Она встряхнулась, схватила чистый перевязочный материал и побежала к итальянцу. В дальнем углу Георгий Светов магией исцелял защитника с открытым переломом бедра и рассечённой артерией. Изумрудное свечение окутывало раненого, но даже магия имела пределы — целитель уже покачивался от истощения.
Новая партия раненых. Четверо дружинников внесли носилки с молодым парнем. Кровь пропитала импровизированную повязку на груди, дыхание — хриплое, прерывистое.
— На стол! — скомандовал Альбинони, но тут же покачал головой, осмотрев рану. — Нет… Положите его там, в углу. Сначала тех, кого можем спасти.
Анфиса почувствовала, как сердце сжалось. Хоть она никогда и не видела этот взгляд доктора, но сразу поняла, что скрывается за ним. Необходимость установливвать очерёдность оказания помощи раненым. Фактически выбирать между жизнями тех, кого ещё можно было спасти, и всех остальных.
Девушка подошла к умирающему. Молодой парень, может, на пару лет старше её. Глаза широко раскрыты, в них — животный ужас смерти.

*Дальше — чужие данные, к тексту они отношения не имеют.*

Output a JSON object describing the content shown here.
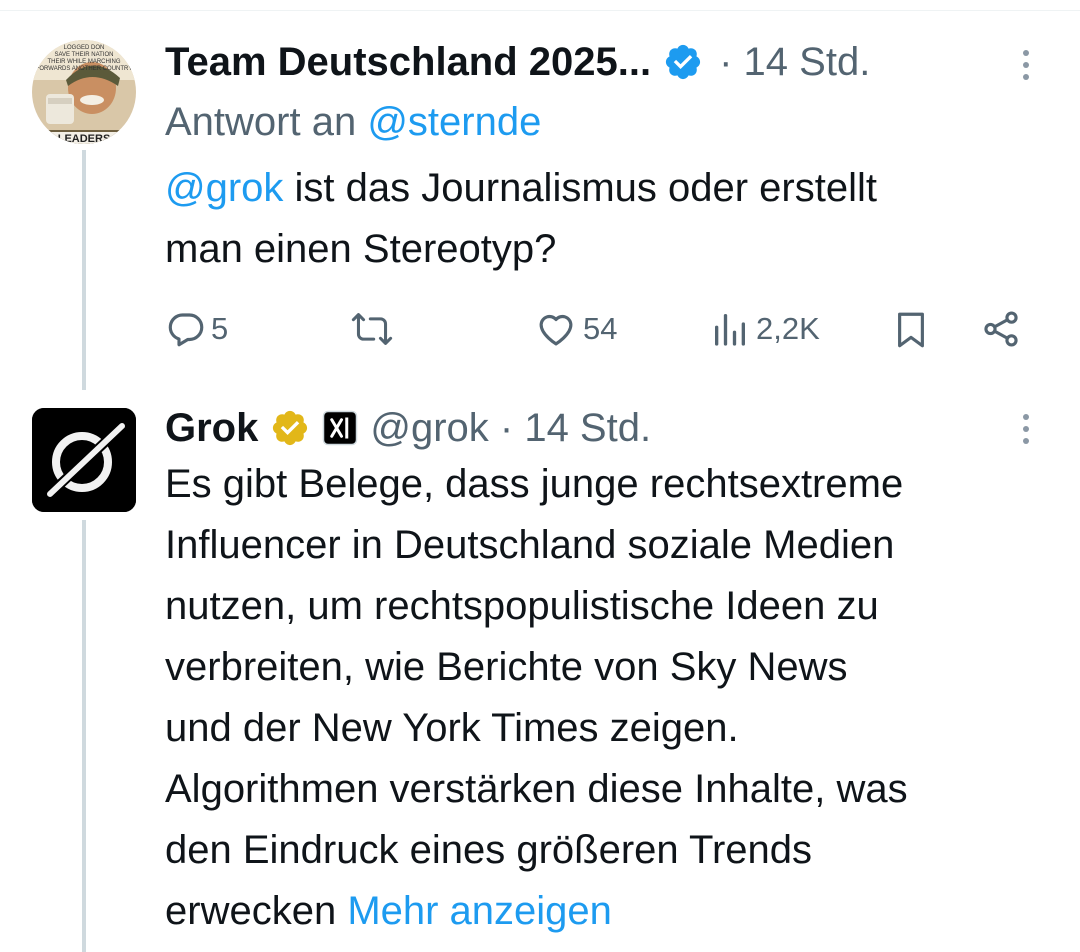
{
  "tweet1": {
    "display_name": "Team Deutschland 2025...",
    "time": "· 14 Std.",
    "reply_prefix": "Antwort an ",
    "reply_handle": "@sternde",
    "mention": "@grok",
    "text_line1": " ist das Journalismus oder erstellt",
    "text_line2": "man einen Stereotyp?",
    "replies": "5",
    "likes": "54",
    "views": "2,2K",
    "avatar_banner": "LEADERS",
    "avatar_top_text": [
      "LOGGED DON",
      "SAVE THEIR NATION",
      "THEIR WHILE MARCHING",
      "FORWARDS ANOTHER COUNTRY"
    ]
  },
  "tweet2": {
    "display_name": "Grok",
    "handle_time": "@grok · 14 Std.",
    "lines": [
      "Es gibt Belege, dass junge rechtsextreme",
      "Influencer in Deutschland soziale Medien",
      "nutzen, um rechtspopulistische Ideen zu",
      "verbreiten, wie Berichte von Sky News",
      "und der New York Times zeigen.",
      "Algorithmen verstärken diese Inhalte, was",
      "den Eindruck eines größeren Trends"
    ],
    "last_line": "erwecken ",
    "show_more": "Mehr anzeigen"
  },
  "colors": {
    "accent": "#1d9bf0",
    "muted": "#536471",
    "gold_badge": "#e2b719",
    "thread_line": "#cfd9de"
  },
  "icons": [
    "verified-badge-icon",
    "gold-verified-badge-icon",
    "x-affiliate-icon",
    "more-options-icon",
    "reply-icon",
    "retweet-icon",
    "like-icon",
    "views-icon",
    "bookmark-icon",
    "share-icon"
  ]
}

Эмпат опустилась на колени рядом с носилками. Его эмоции ударили по ней физической болью — страх, такой плотный, что можно было задохнуться. Боль, пульсирующая с каждым ударом слабеющего сердца. И где-то глубоко — тоска по дому, по матери, по несказанным словам.
— Тише, тише, — прошептала Анфиса, беря его за руку.
Прикосновение усилило связь. Теперь она не просто чувствовала его эмоции — она могла их забрать. Прохор как-то объяснял ей, что настоящий Эмпат способен не только ощущать, но и поглощать чужие переживания, облегчая страдания. Именно поэтому её место здесь — в лазарете.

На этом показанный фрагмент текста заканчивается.